Tag 20 – An diesem morgen konnte Merle es kaum aushalten, und hatte schon die Schuhe an, bevor wir das Bett zurückgebaut hatten, um raus zu den Tieren zu kommen. Wir haben sie dann mit Schlafanzug, Badeschlappen und ungekämmt herausgelassen und konnten uns anschließend in Ruhe selber zurecht machen und den Frühstückstisch decken.



Merle lief herum, zu den Kaninchen, zu den Lamas, zu den Ponys zum Eisstand, zu den Hunde-A-A-Haufen und wieder zurück. Sie beobachtete, wie der Hütehund der Familie das schwarze Kaninchen, der kleine Schlingel, der immer ausbüchste, wieder und wieder zusammentrieb. Sie spielte mit Mario, dem dreijährigen Sohn der Farmerstochter (die eine Zwillingsschwester von Christians Nichte Lena hätte sein können).

Und sie kam hungrig zurück, um uns von den Lamas, ‚pakas, Häschen, ’ninchen, ‚chillas und ßiegen zu erzählen. Und den Hunde-A-A-Haufen natürlich.

Nach dem Frühstück rödelten wir dann zusammen und fuhren nach Süden. Auf der Route de la Baie kamen wir durch zu viele Orte und das Wetter wurde immer heißer und heißer, so dass wir mittags bereits in Genets schließlich einen Campingplatz in Meeresnähe ansteuerten. 4 Sterne mit Schwimmbad verhieß viel Spaß, allerdings mussten wir vorher am Eingangsdrachen vorbei, die uns recht mager abfertigte. Da wären wir wieder beim guten Personal, was angeblich schwer zu finden sei…
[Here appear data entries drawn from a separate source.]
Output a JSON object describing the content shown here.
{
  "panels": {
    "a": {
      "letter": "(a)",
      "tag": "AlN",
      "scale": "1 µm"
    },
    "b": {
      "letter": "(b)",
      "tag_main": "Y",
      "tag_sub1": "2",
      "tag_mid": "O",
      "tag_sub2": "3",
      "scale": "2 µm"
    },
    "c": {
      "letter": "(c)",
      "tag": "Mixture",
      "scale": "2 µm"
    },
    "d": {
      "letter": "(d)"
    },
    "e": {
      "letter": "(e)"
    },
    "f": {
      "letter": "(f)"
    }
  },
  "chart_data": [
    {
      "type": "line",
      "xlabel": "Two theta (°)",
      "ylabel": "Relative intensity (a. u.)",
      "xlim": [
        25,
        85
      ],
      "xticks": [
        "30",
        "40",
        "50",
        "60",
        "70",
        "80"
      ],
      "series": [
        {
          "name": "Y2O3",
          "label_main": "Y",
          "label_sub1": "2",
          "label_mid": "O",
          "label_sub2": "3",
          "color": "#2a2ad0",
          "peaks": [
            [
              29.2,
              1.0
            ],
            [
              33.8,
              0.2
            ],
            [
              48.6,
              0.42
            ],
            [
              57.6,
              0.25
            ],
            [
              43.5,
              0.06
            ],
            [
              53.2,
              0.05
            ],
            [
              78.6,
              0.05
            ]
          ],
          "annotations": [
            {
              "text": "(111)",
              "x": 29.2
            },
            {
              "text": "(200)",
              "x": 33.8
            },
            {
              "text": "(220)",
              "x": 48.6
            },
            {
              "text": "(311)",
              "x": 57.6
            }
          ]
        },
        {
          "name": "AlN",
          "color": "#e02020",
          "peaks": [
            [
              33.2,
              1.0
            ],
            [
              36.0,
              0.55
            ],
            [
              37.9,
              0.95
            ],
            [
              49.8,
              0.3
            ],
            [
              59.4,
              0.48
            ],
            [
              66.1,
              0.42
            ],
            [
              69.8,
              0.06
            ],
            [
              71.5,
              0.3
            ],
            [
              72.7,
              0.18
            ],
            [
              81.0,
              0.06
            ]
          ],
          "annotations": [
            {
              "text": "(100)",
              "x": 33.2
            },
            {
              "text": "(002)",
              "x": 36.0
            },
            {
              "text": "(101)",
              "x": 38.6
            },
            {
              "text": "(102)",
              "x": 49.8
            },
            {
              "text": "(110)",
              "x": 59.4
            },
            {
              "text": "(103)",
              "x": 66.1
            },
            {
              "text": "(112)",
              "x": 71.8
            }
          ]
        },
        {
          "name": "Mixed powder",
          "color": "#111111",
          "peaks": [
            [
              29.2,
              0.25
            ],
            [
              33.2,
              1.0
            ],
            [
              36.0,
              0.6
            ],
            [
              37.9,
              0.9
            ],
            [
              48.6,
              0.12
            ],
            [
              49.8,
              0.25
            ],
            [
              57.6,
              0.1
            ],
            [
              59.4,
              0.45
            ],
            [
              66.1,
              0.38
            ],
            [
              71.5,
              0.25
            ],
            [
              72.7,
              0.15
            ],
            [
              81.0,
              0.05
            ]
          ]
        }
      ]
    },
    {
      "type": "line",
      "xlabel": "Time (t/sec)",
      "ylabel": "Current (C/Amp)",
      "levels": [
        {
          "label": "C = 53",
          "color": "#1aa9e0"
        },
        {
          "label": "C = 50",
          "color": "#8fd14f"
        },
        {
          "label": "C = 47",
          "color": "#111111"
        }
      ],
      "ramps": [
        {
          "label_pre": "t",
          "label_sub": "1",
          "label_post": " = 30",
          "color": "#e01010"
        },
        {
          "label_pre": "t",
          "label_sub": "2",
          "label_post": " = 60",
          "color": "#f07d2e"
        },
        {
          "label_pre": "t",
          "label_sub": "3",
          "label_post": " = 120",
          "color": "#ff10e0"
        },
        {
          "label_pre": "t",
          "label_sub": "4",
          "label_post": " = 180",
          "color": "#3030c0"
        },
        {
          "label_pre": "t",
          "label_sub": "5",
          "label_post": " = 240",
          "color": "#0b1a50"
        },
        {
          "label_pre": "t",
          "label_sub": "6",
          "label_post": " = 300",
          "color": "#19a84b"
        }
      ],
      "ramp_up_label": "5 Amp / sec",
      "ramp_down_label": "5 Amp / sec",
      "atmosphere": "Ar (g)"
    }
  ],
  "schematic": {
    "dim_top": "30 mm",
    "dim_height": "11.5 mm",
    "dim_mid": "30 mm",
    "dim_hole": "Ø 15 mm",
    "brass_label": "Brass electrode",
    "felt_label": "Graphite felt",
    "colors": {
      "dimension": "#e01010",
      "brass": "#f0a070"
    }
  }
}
Nichtsdestotrotz verlebten wir einen tollen Mittag im teilweise überdachten Schwimmbad und entgingen so der brütenden Hitze recht angenehm. Danach machten wir einen Spaziergang zur Bucht von Mont Saint Michel. Die angeblichen 10 Minuten erwiesen sich – wie wir uns schon dachten – als etwa 25 Minuten, aber das war nicht tragisch.

Tragisch war, dass wir Merle Wasser versprochen hatten, es aber grade Ebbe in der Bucht war. Wanderer erzählten uns, dass das Wasser jetzt grad etwa 10 km entfernt sei von der Küstenlinie, an der wir grad standen. Okay, Watt kennen wir schon von der Nordsee, von daher musste es Watt und Sand fürs erste auch tun. Das ganze dann mit dem Weltkulturerbe Mont St. Michel im Hintergrund und einer leichten Brise – es kann einem schlechter gehen.

Auf dem Rückweg schlief Merle hundemüde in der Kraxe ein und wir bereiteten schon mal den Grill vor. Beim Grillen merken wir, dass der von uns explizit gewünschte Platz „direkt am Spielplatz“ eher kontraproduktiv ist, da unser Kind gleichzeitig essen und spielen wollte.

Auf unser „dann geh doch, aber Mama und Papa bleiben hier und essen zu Ende“ wurde dann prompt damit beantwortet, dass sie mit den Schlappen an der Rutsche hängen geblieben ist und vor Schreck laut heulte. Das nächste Mal nehmen wir einen Platz am anderen Ende des Campingplatzes, soviel steht fest!

Mit einer Flasche Calvados und einem Schluck Pommeau beschließen wir den Tag und schauen von unseren Stühlen vor dem Bus in den herrlichen Sonnenuntergang.

Frage des Tages: Wenn das Kind sagt, dass es satt ist, weil es zum Spielplatz möchte, dann konsequent bleiben und nichts mehr zu essen geben? Oder nachgeben, weil ja klar ist, dass das Kind das nicht so gemeint hat?